The potential damage stems from the European Securities and Markets Authority’s move to withdraw recognition — effective May 2023 — to six Indian central counterparties after the Reserve Bank of India resisted ESMA’s request to be allowed to join the RBI in overseeing Indian transactions.
Recent changes in European Market Infrastructure Regulation demanded that ESMA must establish cooperation arrangements with countries that has their own central counterparties. A key clause was exchange of information, “including access to all information requested by ESMA.” The authorities also wanted countries to “develop and submit to the commission for endorsement draft regulatory technical standards” related to the class of derivatives.
This in effect meant that ESMA wanted to have full access of third country counterparty books and also specify the structure of derivatives that European banks can take exposure to. While ESMA says at least 15 other countries have agreed to its request, the RBI, according to people familiar with the matter, sees the move as deeply intrusive and impinging on the RBI’s ability to structure its own derivatives.
The stand-off means banks such as BNP Paribas and Deutsche Bank AG will need to unwind billions of rupees of trades or cough up higher capital to trade in India. “EU participants could remain participants of Indian CCPs, either through subsidiaries established in India, or as clients.

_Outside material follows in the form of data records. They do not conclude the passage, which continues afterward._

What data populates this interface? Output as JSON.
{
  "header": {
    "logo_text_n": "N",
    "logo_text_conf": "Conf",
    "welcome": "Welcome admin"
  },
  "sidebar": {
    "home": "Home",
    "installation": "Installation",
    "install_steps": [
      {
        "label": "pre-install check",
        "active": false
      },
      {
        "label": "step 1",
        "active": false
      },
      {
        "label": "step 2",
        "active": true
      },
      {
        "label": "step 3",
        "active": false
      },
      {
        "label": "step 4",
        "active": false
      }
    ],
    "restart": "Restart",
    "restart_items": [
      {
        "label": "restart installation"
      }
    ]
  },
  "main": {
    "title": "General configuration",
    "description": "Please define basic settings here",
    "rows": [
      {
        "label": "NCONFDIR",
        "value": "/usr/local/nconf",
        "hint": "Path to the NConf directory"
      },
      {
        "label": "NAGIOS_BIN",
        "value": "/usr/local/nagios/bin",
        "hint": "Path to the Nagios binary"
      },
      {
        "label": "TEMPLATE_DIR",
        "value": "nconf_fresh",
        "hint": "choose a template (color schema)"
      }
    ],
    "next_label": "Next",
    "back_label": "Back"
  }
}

In both cases they would face higher capital requirements,” an ESMA spokesperson said in an emailed response.
European banks are important market makers and their withdrawal may severely impact vital hedging tools such as currency forwards, as well some money market instruments and interest-rate derivative trading.
Even UK-based banks such as HSBC, Barclays Plc and Standard Chartered Plc risk being affected as the Bank of England has said that Clearing Corp. of India was not on its list of so-called Temporary Recognition Regime entities, and would stand to lose recognition from July 2023.

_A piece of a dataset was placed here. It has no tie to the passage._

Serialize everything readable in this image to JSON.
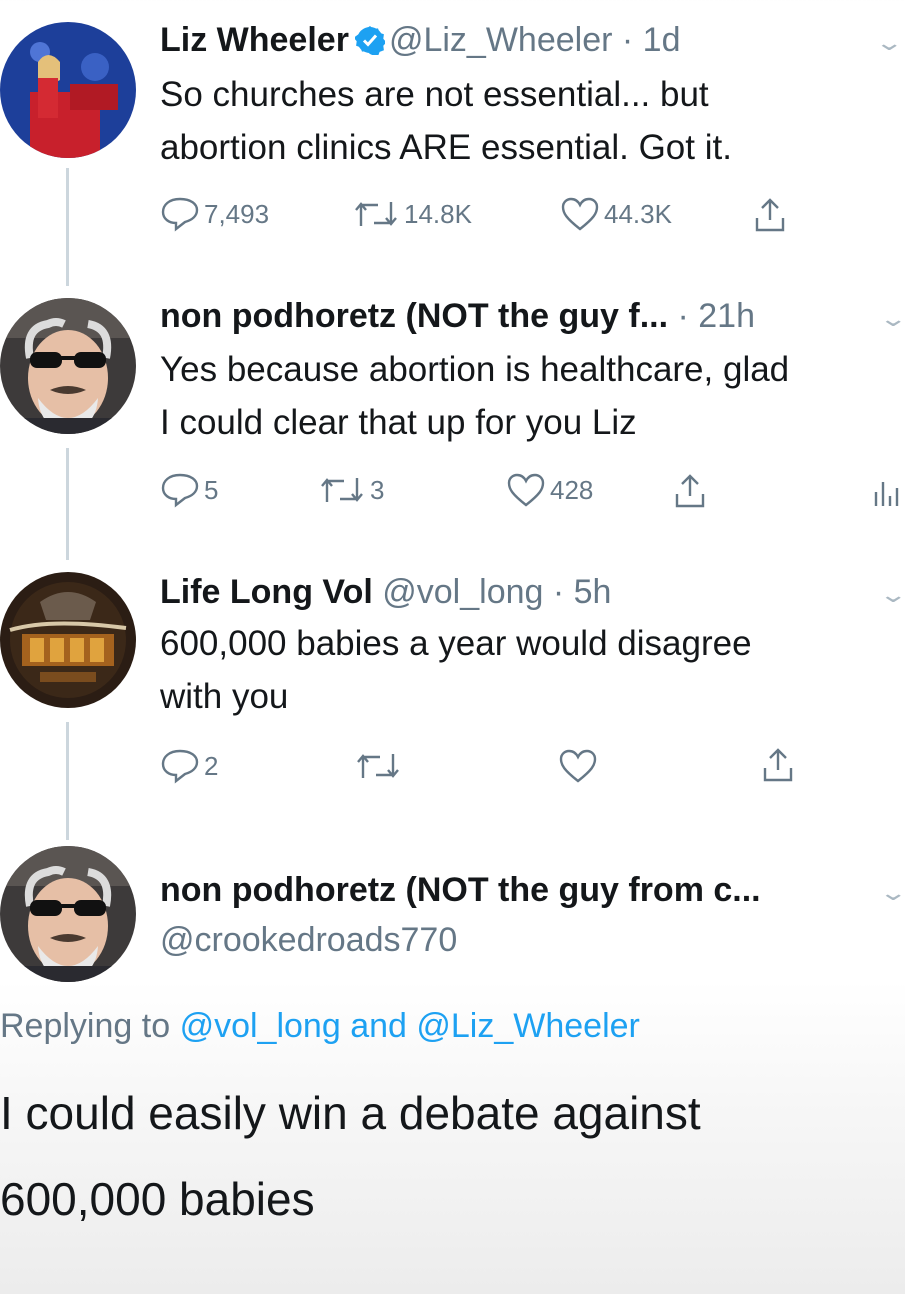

The banks are in talks with the RBI as well regulators in their home countries for a resolution, while government-level talks are also on to iron out differences. One possible option being discussed is allowing Indian lenders to act as an intermediary for trades with their European counterparts.

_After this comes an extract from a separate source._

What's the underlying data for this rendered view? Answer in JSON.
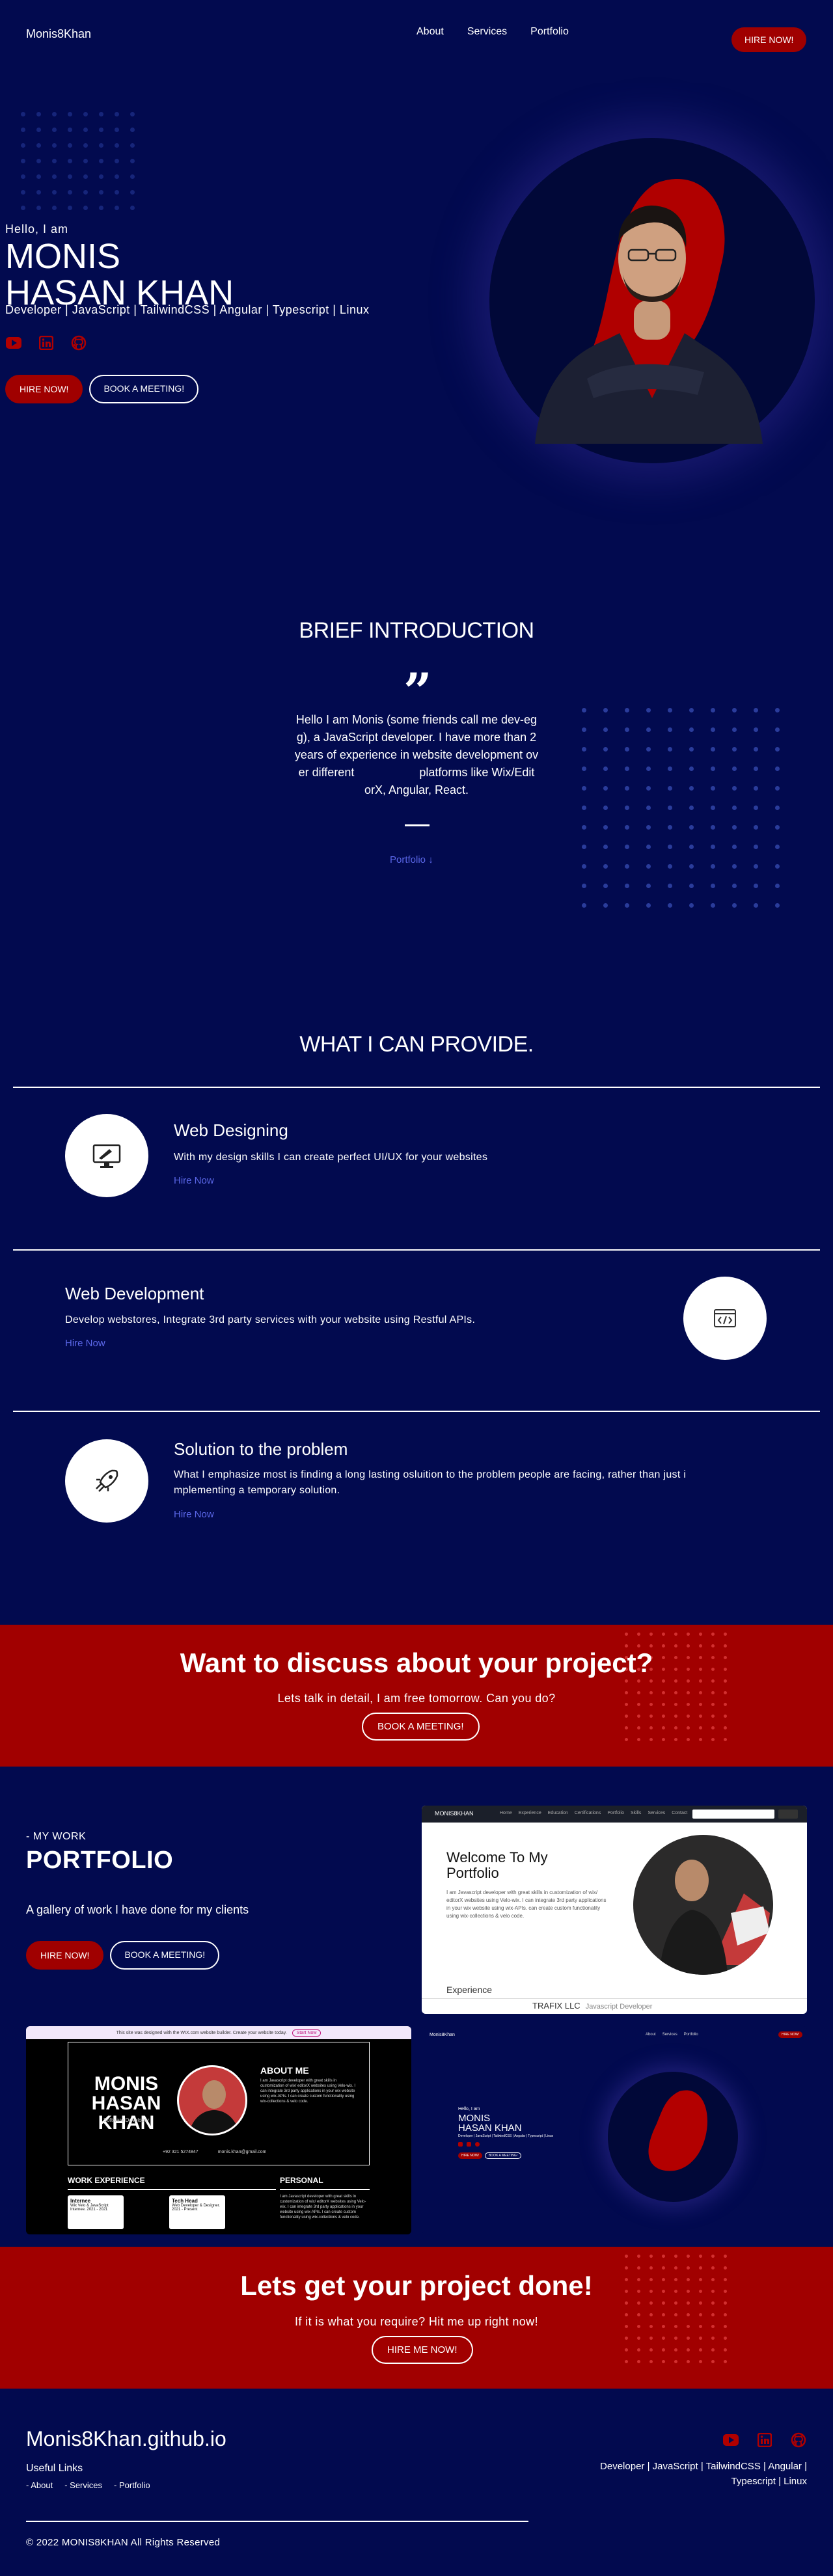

“No cooperation arrangements” were concluded between ESMA and the relevant Indian authorities including the RBI, ESMA said in a statement on Oct. 31, citing reason for ending recognition to Indian clearing houses. Once the restrictions kick in EU firms could remain participants of Indian clearinghouses as clients or through units set up in the South Asian country, but would face higher capital requirements in both cases, the ESMA spokesperson said.
A spokesperson for the RBI didn’t immediately reply to an email seeking comment. Standard Chartered, Barclays, Deutsche Bank and BNP Paribas declined to comment, while an email to HSBC wasn’t immediately answered.
The RBI sees the ESMA rules as impeding the development of local derivatives benchmarks such as the Mumbai Interbank Offered Rate, or MIBOR, according to people with knowledge of the matter, who asked not to be identified as the discussions are private. If RBI agrees to the ESMA rules, the fear is it may end up encompassing wider swathes of derivatives instruments, and liquidity may eventually move to European-designed contracts, killing a vibrant market riding on locally-designed contracts, they said.
If rules are relaxed for India — the only country that has raised objections — others will demand similar benefits from ESMA, the people said.